In short, vol. 1-4 = slow / vol. 5-13 = very interesting / vol. 14-23 = I'm lost.
Characters: If I'm completely honest, the story would not have had a huge impact on my distaste for this series had the characters held the story well. And for the first half of it, they did and they were pretty tremendous. Caiman and Nikaidou were very likeable characters and their friendship was very believable. My personal favorites were the villains: En, Shin, and Noi. They were hilarious and they give the audience a perfect reason to not take Dorohedoro all too seriously. When comparing the humans (and Caiman), En's family, and the Cross Eyes, En's family had the most consistent character state and their relationship expressed their truest characters best out of all of the main groups in the story.
Unfortunately, where things went wrong was that at the half way point, some crucial characters are not able to fulfill all of their potential and move away from the story (I will not spoil, just figure out why yourself). And some characters (Nikaidou and Ebisu), while still likeable (more in the first half than the second), change for very annoying reasons and the plot ruined them when I previously loved them.

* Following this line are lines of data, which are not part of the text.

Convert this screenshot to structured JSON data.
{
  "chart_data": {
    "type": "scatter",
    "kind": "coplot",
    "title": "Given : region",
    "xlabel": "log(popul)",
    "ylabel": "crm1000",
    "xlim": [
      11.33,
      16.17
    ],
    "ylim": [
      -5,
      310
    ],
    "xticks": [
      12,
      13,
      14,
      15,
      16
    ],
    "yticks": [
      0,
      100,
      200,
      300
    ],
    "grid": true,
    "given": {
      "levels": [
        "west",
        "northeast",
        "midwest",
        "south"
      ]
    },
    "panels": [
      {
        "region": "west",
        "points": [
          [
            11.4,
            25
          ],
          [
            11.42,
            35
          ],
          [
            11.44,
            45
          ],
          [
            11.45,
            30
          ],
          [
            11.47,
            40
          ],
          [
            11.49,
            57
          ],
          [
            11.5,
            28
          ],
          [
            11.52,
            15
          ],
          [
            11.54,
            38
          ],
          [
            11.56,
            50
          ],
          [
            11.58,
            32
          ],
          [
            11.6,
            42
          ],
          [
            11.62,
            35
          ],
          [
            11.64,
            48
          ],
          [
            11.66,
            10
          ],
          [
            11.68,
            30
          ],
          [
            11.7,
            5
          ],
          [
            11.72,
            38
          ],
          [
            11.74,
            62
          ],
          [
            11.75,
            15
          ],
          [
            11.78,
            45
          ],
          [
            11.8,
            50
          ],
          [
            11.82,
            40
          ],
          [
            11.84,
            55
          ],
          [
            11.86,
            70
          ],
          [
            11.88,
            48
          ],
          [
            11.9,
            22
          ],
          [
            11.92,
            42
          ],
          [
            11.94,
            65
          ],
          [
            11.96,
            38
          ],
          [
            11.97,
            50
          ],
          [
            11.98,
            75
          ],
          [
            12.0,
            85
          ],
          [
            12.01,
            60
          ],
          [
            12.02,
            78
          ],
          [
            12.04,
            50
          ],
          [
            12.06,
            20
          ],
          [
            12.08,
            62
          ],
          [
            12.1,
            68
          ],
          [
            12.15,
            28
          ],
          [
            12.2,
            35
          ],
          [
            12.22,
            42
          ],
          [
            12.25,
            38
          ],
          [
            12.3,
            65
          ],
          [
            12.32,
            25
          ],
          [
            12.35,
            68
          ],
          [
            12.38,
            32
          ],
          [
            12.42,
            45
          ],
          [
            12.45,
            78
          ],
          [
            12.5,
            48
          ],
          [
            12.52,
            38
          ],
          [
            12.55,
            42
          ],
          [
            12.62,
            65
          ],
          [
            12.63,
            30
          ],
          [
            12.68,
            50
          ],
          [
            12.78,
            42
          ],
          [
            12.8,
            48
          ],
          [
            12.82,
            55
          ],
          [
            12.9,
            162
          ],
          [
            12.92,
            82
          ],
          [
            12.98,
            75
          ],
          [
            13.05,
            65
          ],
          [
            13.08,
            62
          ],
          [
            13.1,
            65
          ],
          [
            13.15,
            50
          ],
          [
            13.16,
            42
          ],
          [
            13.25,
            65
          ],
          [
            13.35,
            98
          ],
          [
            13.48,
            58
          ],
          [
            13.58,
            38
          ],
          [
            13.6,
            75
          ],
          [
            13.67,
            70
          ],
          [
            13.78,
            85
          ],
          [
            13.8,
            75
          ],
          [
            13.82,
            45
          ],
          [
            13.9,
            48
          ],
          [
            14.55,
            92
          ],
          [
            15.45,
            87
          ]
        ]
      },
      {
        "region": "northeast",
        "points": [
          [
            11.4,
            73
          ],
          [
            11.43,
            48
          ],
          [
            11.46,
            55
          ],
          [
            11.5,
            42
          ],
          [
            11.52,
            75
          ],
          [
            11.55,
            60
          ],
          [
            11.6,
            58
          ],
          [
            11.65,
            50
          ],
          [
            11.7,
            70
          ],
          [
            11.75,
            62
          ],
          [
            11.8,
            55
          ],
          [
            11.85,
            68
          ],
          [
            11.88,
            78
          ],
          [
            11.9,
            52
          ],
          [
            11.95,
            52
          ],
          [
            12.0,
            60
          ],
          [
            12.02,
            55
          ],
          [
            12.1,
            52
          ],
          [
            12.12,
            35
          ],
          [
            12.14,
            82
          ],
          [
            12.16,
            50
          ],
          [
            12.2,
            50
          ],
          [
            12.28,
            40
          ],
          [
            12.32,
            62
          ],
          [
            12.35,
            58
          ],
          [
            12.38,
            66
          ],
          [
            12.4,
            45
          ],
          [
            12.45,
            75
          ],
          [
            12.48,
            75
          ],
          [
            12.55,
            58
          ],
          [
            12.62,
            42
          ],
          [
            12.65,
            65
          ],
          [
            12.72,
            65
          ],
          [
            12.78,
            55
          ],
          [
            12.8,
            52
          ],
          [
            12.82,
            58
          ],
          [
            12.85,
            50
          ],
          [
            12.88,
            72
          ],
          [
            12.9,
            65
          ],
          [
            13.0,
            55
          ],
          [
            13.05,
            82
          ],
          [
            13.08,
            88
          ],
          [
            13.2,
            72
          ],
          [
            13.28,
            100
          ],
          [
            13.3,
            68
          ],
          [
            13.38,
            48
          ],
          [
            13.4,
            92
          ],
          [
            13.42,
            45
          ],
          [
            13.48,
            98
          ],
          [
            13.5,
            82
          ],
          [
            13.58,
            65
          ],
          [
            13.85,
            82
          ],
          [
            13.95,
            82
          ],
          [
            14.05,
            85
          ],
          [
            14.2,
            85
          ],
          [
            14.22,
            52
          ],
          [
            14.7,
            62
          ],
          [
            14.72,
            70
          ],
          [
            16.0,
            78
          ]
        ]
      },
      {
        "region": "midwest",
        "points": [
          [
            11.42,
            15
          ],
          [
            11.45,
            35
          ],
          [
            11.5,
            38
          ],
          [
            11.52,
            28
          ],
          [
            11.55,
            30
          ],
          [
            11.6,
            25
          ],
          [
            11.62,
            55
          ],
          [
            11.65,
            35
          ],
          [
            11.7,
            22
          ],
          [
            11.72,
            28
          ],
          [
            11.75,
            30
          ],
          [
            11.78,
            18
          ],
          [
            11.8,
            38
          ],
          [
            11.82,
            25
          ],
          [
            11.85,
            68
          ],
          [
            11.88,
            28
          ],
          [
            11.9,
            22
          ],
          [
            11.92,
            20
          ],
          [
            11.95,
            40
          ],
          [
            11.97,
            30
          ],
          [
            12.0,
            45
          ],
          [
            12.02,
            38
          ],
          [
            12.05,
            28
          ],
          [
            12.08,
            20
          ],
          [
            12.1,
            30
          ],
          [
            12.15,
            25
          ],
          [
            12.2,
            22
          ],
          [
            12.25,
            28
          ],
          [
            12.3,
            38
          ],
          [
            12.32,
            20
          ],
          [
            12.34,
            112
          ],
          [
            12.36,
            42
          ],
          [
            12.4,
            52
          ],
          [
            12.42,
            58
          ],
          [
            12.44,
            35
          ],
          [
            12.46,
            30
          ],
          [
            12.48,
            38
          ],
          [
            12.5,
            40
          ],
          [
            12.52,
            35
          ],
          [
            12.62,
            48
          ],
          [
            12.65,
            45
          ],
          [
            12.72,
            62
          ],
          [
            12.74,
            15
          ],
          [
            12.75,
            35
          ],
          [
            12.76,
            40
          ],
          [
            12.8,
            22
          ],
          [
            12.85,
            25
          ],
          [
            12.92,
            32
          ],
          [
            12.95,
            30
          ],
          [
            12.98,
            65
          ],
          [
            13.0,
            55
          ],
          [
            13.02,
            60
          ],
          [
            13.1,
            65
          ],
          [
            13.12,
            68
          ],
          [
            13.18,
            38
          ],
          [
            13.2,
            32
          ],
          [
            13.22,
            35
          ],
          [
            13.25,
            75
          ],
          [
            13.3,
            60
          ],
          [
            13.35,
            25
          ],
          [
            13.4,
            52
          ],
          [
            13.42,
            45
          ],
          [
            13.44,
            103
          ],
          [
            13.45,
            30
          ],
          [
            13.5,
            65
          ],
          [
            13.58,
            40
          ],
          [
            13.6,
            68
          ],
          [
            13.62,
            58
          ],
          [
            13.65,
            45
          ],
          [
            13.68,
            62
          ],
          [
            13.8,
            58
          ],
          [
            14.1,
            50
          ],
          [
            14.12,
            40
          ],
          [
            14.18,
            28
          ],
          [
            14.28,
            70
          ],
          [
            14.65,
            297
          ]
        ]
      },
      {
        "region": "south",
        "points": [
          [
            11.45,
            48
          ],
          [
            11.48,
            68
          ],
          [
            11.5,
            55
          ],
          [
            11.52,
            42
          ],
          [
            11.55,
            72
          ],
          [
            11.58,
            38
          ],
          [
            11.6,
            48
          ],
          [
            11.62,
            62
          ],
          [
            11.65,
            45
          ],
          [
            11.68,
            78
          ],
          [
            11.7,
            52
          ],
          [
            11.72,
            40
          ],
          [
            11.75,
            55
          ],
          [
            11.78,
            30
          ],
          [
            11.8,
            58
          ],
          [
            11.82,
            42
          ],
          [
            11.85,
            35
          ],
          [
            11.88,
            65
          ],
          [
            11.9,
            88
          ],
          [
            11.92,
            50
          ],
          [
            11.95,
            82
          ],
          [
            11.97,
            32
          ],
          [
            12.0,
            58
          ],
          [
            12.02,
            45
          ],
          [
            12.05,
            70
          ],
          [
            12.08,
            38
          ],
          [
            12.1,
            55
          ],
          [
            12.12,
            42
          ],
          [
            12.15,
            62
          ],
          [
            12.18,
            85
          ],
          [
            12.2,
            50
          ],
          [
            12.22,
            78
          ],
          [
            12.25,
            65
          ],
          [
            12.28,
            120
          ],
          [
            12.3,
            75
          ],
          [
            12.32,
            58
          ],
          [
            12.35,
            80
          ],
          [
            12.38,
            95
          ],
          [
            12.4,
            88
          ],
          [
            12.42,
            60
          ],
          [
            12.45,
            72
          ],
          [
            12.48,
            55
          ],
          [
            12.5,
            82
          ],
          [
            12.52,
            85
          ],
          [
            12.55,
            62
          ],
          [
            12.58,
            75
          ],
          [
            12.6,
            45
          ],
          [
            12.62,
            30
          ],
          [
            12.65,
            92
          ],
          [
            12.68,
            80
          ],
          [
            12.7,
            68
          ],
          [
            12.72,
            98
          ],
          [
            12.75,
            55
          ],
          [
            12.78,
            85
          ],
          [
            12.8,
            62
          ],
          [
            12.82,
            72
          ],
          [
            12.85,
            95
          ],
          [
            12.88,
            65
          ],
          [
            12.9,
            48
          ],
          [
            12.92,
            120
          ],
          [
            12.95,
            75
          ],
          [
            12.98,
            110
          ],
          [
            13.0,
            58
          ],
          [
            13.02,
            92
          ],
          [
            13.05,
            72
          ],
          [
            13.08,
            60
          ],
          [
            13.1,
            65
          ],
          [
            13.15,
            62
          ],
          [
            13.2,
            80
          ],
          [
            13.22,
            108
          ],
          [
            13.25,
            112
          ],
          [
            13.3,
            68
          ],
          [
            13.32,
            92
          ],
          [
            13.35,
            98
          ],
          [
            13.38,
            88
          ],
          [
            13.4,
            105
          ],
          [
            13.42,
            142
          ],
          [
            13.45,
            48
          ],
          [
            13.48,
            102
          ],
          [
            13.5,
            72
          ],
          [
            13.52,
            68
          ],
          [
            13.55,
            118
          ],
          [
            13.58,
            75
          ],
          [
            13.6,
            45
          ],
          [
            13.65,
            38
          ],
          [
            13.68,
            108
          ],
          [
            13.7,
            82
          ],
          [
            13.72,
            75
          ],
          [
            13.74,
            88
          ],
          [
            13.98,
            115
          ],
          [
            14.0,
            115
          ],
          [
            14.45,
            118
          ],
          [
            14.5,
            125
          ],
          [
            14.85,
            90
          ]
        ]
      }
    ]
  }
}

There also isn't much character development. Some characters never needed it because they were great the way they were and were even fleshed out further into the plot. But I feel the only characters that change from beginning to end are Fujita and Risu. Everybody else either never changes and feels like their character is just being dragged by the complicated plot and not entirely being themselves or they go through realizations which have a minor impact on their final character change.
Art: It is different in a good way and it suits the atmosphere it is trying to present. It fits the gritty violence and over-the-top designs of the characters. While some of the backgrounds did lack a little too much detail for me, I'd say the art is the best part of the series.

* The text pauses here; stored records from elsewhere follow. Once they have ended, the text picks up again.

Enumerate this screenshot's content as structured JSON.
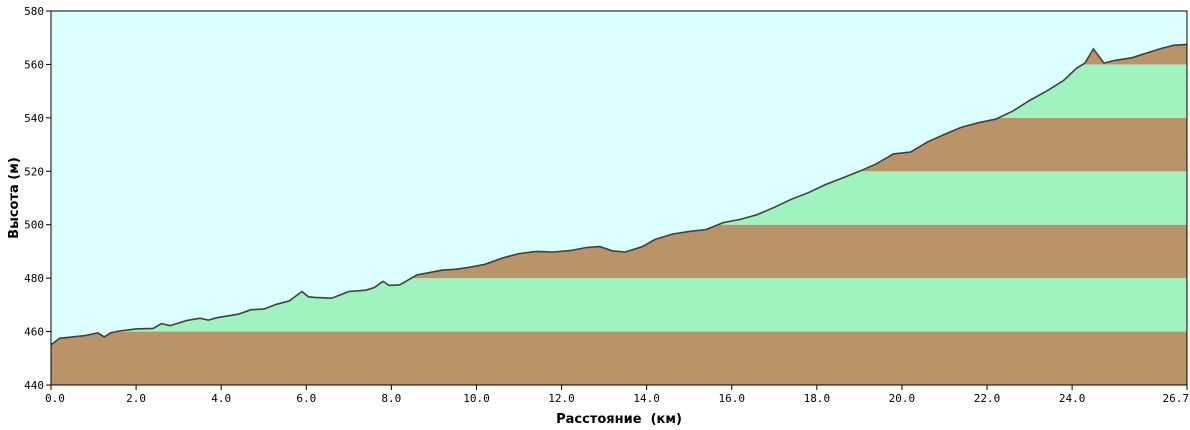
{
  "chart_data": {
    "type": "area",
    "title": "",
    "xlabel": "Расстояние  (км)",
    "ylabel": "Высота (м)",
    "xlim": [
      0,
      26.7
    ],
    "ylim": [
      440,
      580
    ],
    "x_ticks": [
      "0.0",
      "2.0",
      "4.0",
      "6.0",
      "8.0",
      "10.0",
      "12.0",
      "14.0",
      "16.0",
      "18.0",
      "20.0",
      "22.0",
      "24.0",
      "26.7"
    ],
    "y_ticks": [
      "440",
      "460",
      "480",
      "500",
      "520",
      "540",
      "560",
      "580"
    ],
    "grid": false,
    "colors": {
      "sky": "#DCFFFF",
      "band_brown": "#BA9468",
      "band_green": "#9EF3BE",
      "profile_line": "#404040"
    },
    "bands": [
      {
        "from": 440,
        "to": 460,
        "color": "#BA9468"
      },
      {
        "from": 460,
        "to": 480,
        "color": "#9EF3BE"
      },
      {
        "from": 480,
        "to": 500,
        "color": "#BA9468"
      },
      {
        "from": 500,
        "to": 520,
        "color": "#9EF3BE"
      },
      {
        "from": 520,
        "to": 540,
        "color": "#BA9468"
      },
      {
        "from": 540,
        "to": 560,
        "color": "#9EF3BE"
      },
      {
        "from": 560,
        "to": 580,
        "color": "#BA9468"
      }
    ],
    "series": [
      {
        "x": [
          0.0,
          0.2,
          0.5,
          0.8,
          1.1,
          1.25,
          1.4,
          1.6,
          2.0,
          2.4,
          2.6,
          2.8,
          3.2,
          3.5,
          3.7,
          3.9,
          4.1,
          4.4,
          4.7,
          5.0,
          5.3,
          5.6,
          5.9,
          6.05,
          6.2,
          6.6,
          7.0,
          7.4,
          7.6,
          7.8,
          7.95,
          8.2,
          8.6,
          8.8,
          9.2,
          9.5,
          9.8,
          10.2,
          10.6,
          11.0,
          11.4,
          11.8,
          12.2,
          12.6,
          12.9,
          13.2,
          13.5,
          13.9,
          14.2,
          14.6,
          15.0,
          15.4,
          15.8,
          16.2,
          16.6,
          17.0,
          17.4,
          17.8,
          18.2,
          18.6,
          19.0,
          19.4,
          19.8,
          20.2,
          20.6,
          21.0,
          21.4,
          21.8,
          22.2,
          22.6,
          23.0,
          23.4,
          23.8,
          24.1,
          24.3,
          24.5,
          24.75,
          25.0,
          25.4,
          25.8,
          26.1,
          26.4,
          26.7
        ],
        "y": [
          455.0,
          457.5,
          458.0,
          458.5,
          459.5,
          458.0,
          459.5,
          460.2,
          461.0,
          461.2,
          463.0,
          462.2,
          464.2,
          465.0,
          464.3,
          465.2,
          465.7,
          466.5,
          468.2,
          468.4,
          470.2,
          471.5,
          475.0,
          473.0,
          472.8,
          472.5,
          475.0,
          475.5,
          476.5,
          478.8,
          477.3,
          477.5,
          481.2,
          481.8,
          483.0,
          483.3,
          484.0,
          485.2,
          487.5,
          489.2,
          490.0,
          489.8,
          490.3,
          491.5,
          491.8,
          490.2,
          489.8,
          491.8,
          494.5,
          496.5,
          497.5,
          498.2,
          500.8,
          502.0,
          503.8,
          506.5,
          509.5,
          512.0,
          515.0,
          517.5,
          520.0,
          522.8,
          526.5,
          527.2,
          531.0,
          533.8,
          536.5,
          538.2,
          539.5,
          542.5,
          546.5,
          550.0,
          554.0,
          558.5,
          560.5,
          565.8,
          560.5,
          561.5,
          562.5,
          564.5,
          566.0,
          567.2,
          567.5
        ]
      }
    ]
  }
}
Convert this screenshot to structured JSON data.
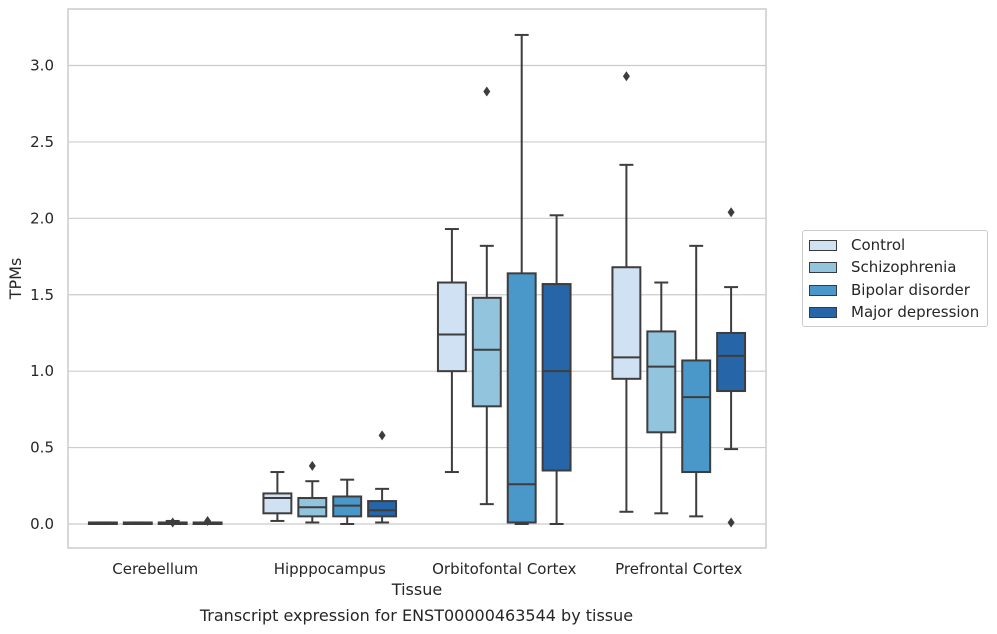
{
  "chart_data": {
    "type": "box",
    "ylabel": "TPMs",
    "xlabel": "Tissue",
    "caption": "Transcript expression for ENST00000463544 by tissue",
    "ylim": [
      -0.16,
      3.38
    ],
    "yticks": [
      "0.0",
      "0.5",
      "1.0",
      "1.5",
      "2.0",
      "2.5",
      "3.0"
    ],
    "grid": "horizontal",
    "legend_position": "right",
    "categories": [
      "Cerebellum",
      "Hipppocampus",
      "Orbitofontal Cortex",
      "Prefrontal Cortex"
    ],
    "series": [
      {
        "name": "Control",
        "color": "#cfe1f2",
        "boxes": [
          {
            "whislo": 0.0,
            "q1": 0.0,
            "med": 0.0,
            "q3": 0.01,
            "whishi": 0.01,
            "fliers": []
          },
          {
            "whislo": 0.02,
            "q1": 0.07,
            "med": 0.17,
            "q3": 0.2,
            "whishi": 0.34,
            "fliers": []
          },
          {
            "whislo": 0.34,
            "q1": 1.0,
            "med": 1.24,
            "q3": 1.58,
            "whishi": 1.93,
            "fliers": []
          },
          {
            "whislo": 0.08,
            "q1": 0.95,
            "med": 1.09,
            "q3": 1.68,
            "whishi": 2.35,
            "fliers": [
              2.93
            ]
          }
        ]
      },
      {
        "name": "Schizophrenia",
        "color": "#93c4de",
        "boxes": [
          {
            "whislo": 0.0,
            "q1": 0.0,
            "med": 0.0,
            "q3": 0.01,
            "whishi": 0.01,
            "fliers": []
          },
          {
            "whislo": 0.01,
            "q1": 0.05,
            "med": 0.11,
            "q3": 0.17,
            "whishi": 0.28,
            "fliers": [
              0.38
            ]
          },
          {
            "whislo": 0.13,
            "q1": 0.77,
            "med": 1.14,
            "q3": 1.48,
            "whishi": 1.82,
            "fliers": [
              2.83
            ]
          },
          {
            "whislo": 0.07,
            "q1": 0.6,
            "med": 1.03,
            "q3": 1.26,
            "whishi": 1.58,
            "fliers": []
          }
        ]
      },
      {
        "name": "Bipolar disorder",
        "color": "#4a98c9",
        "boxes": [
          {
            "whislo": 0.0,
            "q1": 0.0,
            "med": 0.0,
            "q3": 0.01,
            "whishi": 0.02,
            "fliers": [
              0.01
            ]
          },
          {
            "whislo": 0.0,
            "q1": 0.05,
            "med": 0.12,
            "q3": 0.18,
            "whishi": 0.29,
            "fliers": []
          },
          {
            "whislo": 0.0,
            "q1": 0.01,
            "med": 0.26,
            "q3": 1.64,
            "whishi": 3.2,
            "fliers": []
          },
          {
            "whislo": 0.05,
            "q1": 0.34,
            "med": 0.83,
            "q3": 1.07,
            "whishi": 1.82,
            "fliers": []
          }
        ]
      },
      {
        "name": "Major depression",
        "color": "#2565a8",
        "boxes": [
          {
            "whislo": 0.0,
            "q1": 0.0,
            "med": 0.0,
            "q3": 0.01,
            "whishi": 0.01,
            "fliers": [
              0.02
            ]
          },
          {
            "whislo": 0.01,
            "q1": 0.05,
            "med": 0.09,
            "q3": 0.15,
            "whishi": 0.23,
            "fliers": [
              0.58
            ]
          },
          {
            "whislo": 0.0,
            "q1": 0.35,
            "med": 1.0,
            "q3": 1.57,
            "whishi": 2.02,
            "fliers": []
          },
          {
            "whislo": 0.49,
            "q1": 0.87,
            "med": 1.1,
            "q3": 1.25,
            "whishi": 1.55,
            "fliers": [
              2.04,
              0.01
            ]
          }
        ]
      }
    ]
  }
}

Final Thoughts: In the beginning, this manga had practically everything to be something awesome. But with poor plot decisions, the story just drags and will leave you lost on what the point of really anything is. You can enjoy the absurd humor and the gritty action but nothing makes sense. If it was all absurd humor and gritty action, it would come across more consistent than when it builds up something so crucial for the overall story just to forget about what to do with it and make an underwhelming conclusion. It's still worth the check out if it really interests you.
I give Dorohedoro a not bad, but disappointing 5/10.